Air conditioning and fuel efficiency

What fuel savings (percentage) can you expect if you didn’t run the A/C at all versus running most hot summer days? Can you expect more fuel efficiency if you ran it at say half coolness setting versus the coldest setting or does it matter at all?

On old style inefficient air conditioners, the mileage penalty was about 5%, comared to driving without and the windows CLOSED. Opening the windows eats into those savings, however. Today’s units are far more efficient.

When you use the A/C, select the highest temperature you can put up with and put the fan on medium.

The small penalty in fuel mileage these days is a small price to pay for comfort. A collegue of mine who drives a lot in hot weather says if he had to choose between A/C and WHEELS on a car, he’d take A/C!!

Bad advice. The higher you set the temperature, the lower your mileage. The AC compressor remains on regardless of the temperature setting. (It may cycle off more if you set the fan to a lower speed.) The climate control on this car works by adding in more heat from the heater core if you select a warmer temperature. That just makes the AC have to work even harder. For maximum economy, select the lowest temperature, lowest fan speed, and set it to recycle instead of fresh air. At the end of the year, you will have burned one gallon less than if you have left it where you were comfortable.

You can expect only a few percent saving in most cars. If you are considering opening the windows on the highway and leaving the A/C off, you will only be less comfortable and lower mileage.

Short answer: it does not matter.

Twotone

Running the air drops gas mileage around 1 mpg on our 27 mpg car with a fuel mileage calculator.

Some say that increased aerodynamic resistance due to open windows and air off vs windows closed and air on makes no difference but I have not verified this.

Half cool should be give better gas mileage than full cool with the windows closed in both instances but that is from reasoning, not observation.

I live in AZ, and today for example, it is 107 degrees outside! You can bet I’m running my AC all the time. I do see a difference in mpg in the summer months, but it is a really small difference, I don’t think its near 1 mpg. Unfortunetly, even it was, I would still have to do it. Is the small decrease really worth being miserable? My advise, enjoy the AC!!!

Yes, A/C has a mileage penalty…But most people have such poor driving habits it’s almost impossible for them to get any WORSE mileage than they are already getting, so why worry about it??

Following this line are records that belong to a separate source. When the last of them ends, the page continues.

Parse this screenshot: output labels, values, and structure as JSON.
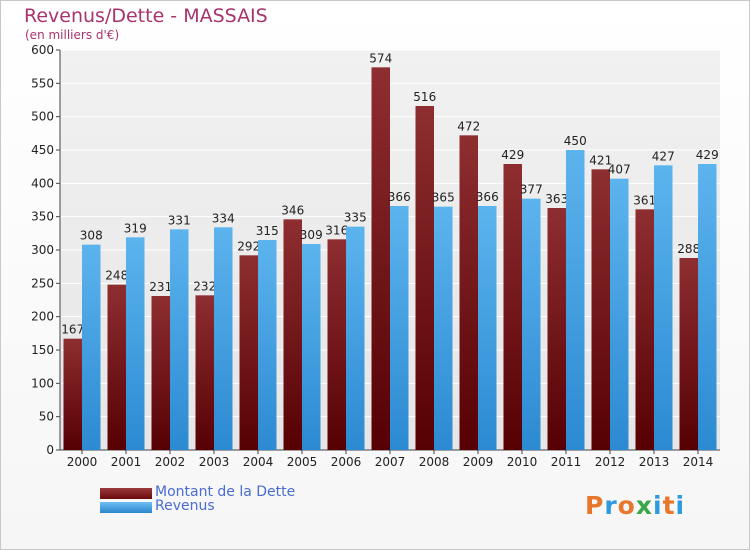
{
  "title": "Revenus/Dette - MASSAIS",
  "subtitle": "(en milliers d'€)",
  "chart_data": {
    "type": "bar",
    "categories": [
      "2000",
      "2001",
      "2002",
      "2003",
      "2004",
      "2005",
      "2006",
      "2007",
      "2008",
      "2009",
      "2010",
      "2011",
      "2012",
      "2013",
      "2014"
    ],
    "series": [
      {
        "name": "Montant de la Dette",
        "color": "#7a1a1d",
        "values": [
          167,
          248,
          231,
          232,
          292,
          346,
          316,
          574,
          516,
          472,
          429,
          363,
          421,
          361,
          288
        ],
        "labels": [
          "167",
          "248",
          "231",
          "232",
          "292",
          "346",
          "316",
          "574",
          "516",
          "472",
          "429",
          "363",
          "421",
          "361",
          "288"
        ]
      },
      {
        "name": "Revenus",
        "color": "#3a9de0",
        "values": [
          308,
          319,
          331,
          334,
          315,
          309,
          335,
          366,
          365,
          366,
          377,
          450,
          407,
          427,
          429
        ],
        "labels": [
          "308",
          "319",
          "331",
          "334",
          "315",
          "309",
          "335",
          "366",
          "365",
          "366",
          "377",
          "450",
          "407",
          "427",
          "429"
        ]
      }
    ],
    "ylim": [
      0,
      600
    ],
    "yticks": [
      "0",
      "50",
      "100",
      "150",
      "200",
      "250",
      "300",
      "350",
      "400",
      "450",
      "500",
      "550",
      "600"
    ],
    "grid": true,
    "legend_position": "bottom-left"
  },
  "logo": {
    "letters": [
      "P",
      "r",
      "o",
      "x",
      "i",
      "t",
      "i"
    ]
  }
}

Air conditioning does have a mpg penalty, but it is slight, and many people, myself included, will take the comfort over the slight decrease in fuel economy. In my car, I may get 300 miles out of a tank of gas running the a/c and 320 if I don’t run the a/c. Most people won’t see that much of a difference. The reason I do is because I drive a 1990 Buick Skylark with a heavy, all iron engine with a factory rated 90 horsepower. I have to drive it a little harder to get on the Interstate with the a/c on than with it off, but it still has a full R12 charge maintenance free in the six years I’ve had the car, and blows cold enough to hang meat in that car, so I enjoy it rather than suffer, and live with the mpg decrease.